Ma non basta. L’assessore aiazzonico, che sa bene che cosa ha rovinato la sua attuale carriera, ma ovviamente nulla sa del concetto di responsabilità politica, coltiva tuttavia delle ambizioni da teorico, e si mette anche a dare giustificazioni “ragionate” della “modernità” dei P.I.I. Ma di questo in un prossimo articolo

Note

[1] V. http://it.youtube.com/watch?v=M8YZmBFqnIU

[2] Va segnalato che nella convenzione firmata dall’ architetto Enrico Galbiati, per il Comune, e dalla società Immobiliare San Norberto Sei di Negri Vittorio e C. s.a.s., in questo punto è stata omessa inspiegabilmente l’importante clausola approvata dal Consiglio Comunale: “il tutto… dovrà essere in conformità con quanto previsto dal successivo art. 11.3", che così recitava: “il progetto edilizio relativo agli edifici potrà – in fase di esecuzione – introdurre modificazioni delle caratteristiche volumetriche e tipologiche degli edifici senza la necessità di preventiva approvazione di variante al P.I.I. a condizione che non risultino alterate le caratteristiche morfologiche di impostazione del programma, indicate nel planivolumetrico allegato, che non vengano modificate le quantità globali di SLP e che non diminuisca la dotazione di aree (anche equivalenti) a standard” (corsivo mio; ndr), che già non era esattamente quanto stabilito dal richiamato art. 14, comma 12 della L.R 12/2005.: “Non necessita di approvazione di preventiva variante la previsione, in fase di esecuzione, di modificazioni planivolumetriche, a condizione che queste non alterino le caratteristiche tipologiche di impostazione dello strumento attuativo stesso, non incidano sul dimensionamento globale degli insediamenti e non diminuiscano la dotazione di aree per servizi pubblici e di interesse pubblico o generale.” Intanto, come si legge, la legge parla di aree per servizi pubblici e di interesse pubblico o generale, e non fa alcun riferimento alle aree equivalenti a quelle “a standard”, come nella convenzione approvata dal Consiglio Comunale, ma quali sarebbero queste aree equivalenti? Perché nella frase “il tutto… dovrà essere in conformità con quanto previsto dal successivo art. 11.3” queste ultime parole sono state sostituite con un generico “dalla presente convenzione”?

mercoledì 21 ottobre 2009

Il magliaro illusionista



Michelangelo Campisi, (minuscolo) notabile politico locale e psichiatra notturno a distanza, sabato scorso ha partecipato ad una “marcia” per difendere il Parco delle Groane. La “marcia” ha percorso una distanza di ben 200 metri, e quindi nella storia delle marce di lotta si colloca al terzo posto, dopo la Coluna Prestes (Brasile, 1925-1927: 24.000 km) e la Lunga Marcia (Cina, 1934-1935: 6.000 km).
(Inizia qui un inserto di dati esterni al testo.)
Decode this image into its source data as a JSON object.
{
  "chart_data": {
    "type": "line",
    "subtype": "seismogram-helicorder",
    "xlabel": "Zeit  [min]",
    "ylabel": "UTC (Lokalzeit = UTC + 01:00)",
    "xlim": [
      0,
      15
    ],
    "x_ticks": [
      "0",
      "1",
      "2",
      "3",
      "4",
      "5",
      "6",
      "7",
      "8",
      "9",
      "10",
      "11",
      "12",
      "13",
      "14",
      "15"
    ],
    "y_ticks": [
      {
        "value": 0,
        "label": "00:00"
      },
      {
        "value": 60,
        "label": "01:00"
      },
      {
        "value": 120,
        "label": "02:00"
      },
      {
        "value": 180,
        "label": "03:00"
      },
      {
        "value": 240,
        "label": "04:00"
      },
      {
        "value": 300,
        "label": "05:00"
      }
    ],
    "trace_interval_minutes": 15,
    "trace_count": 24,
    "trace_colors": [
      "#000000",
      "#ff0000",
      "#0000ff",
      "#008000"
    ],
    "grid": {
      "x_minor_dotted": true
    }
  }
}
Dopo aver superato indenne ogni sorta di ostacoli, fra i quali ben due dei famigerati “rialzi di carreggiata” di 15-20 cm di altezza, posti uno all’entrata e l’altro all’uscita di un angusto incrocio con rotatoria, sui quali non ci lasciano le penne solo le più corazzate fra le coppe dell’olio delle automobili, Campisi e gli altri marciatori (circa un centinaio, se si contano anche i bambini e gli infanti sui passeggini spinti da diverse mamme e babbi) hanno finalmente raggiunto “la porta del Parco delle Groane”, ovverosia, quello che oggi come oggi non è niente di meno del “limite della ragione e della capacità di urbanizzare in modo consapevole e sostenibile”: un prato, lungo la via F.lli Cairoli, per metà spelacchiato, ma compreso nel Parco delle Groane. Conficcate nel terreno alcune paline con il triangolo rosso “Parco delle Groane”, per ben delimitare la base da difendere, tutte le forze sono state dispiegate, come una formazione di armigeri pronti per la battaglia, di fronte… ai telefonini con videocamera incorporata. Già nel pomeriggio dello stesso sabato, le immagini erano nel blog dell’Italia dei Valori di Limbiate. La colonna che ha conquistato il prato non si vede affatto. Si vede però la cocuzza di Campisi nell’atto di aspirare robuste boccate di fumo da una sigaretta (si stava giusto difendendo l’ambiente), più un paio di suoi, credo, amici di partito.

Ai protagonisti di epici episodi di guerra guerreggiata un certo tasso di manicheismo, ed anche di esaltazione, deve essere perdonato. Come si può pretendere sobrietà di pensiero, misura nei giudizi e senso autocritico da chi ha ancora l'animo perturbato dagli inenarrabili patimenti della lotta sopportati fino a ieri? Se poi certi atti di ardimento sono stati compiuti con tanta nonchalance da riuscire, nel frattempo, a farsi una bella sigaretta, si deve anche considerare con umana simpatia la tendenza di certi reduci alla vanteria e alla mancanza di pudore.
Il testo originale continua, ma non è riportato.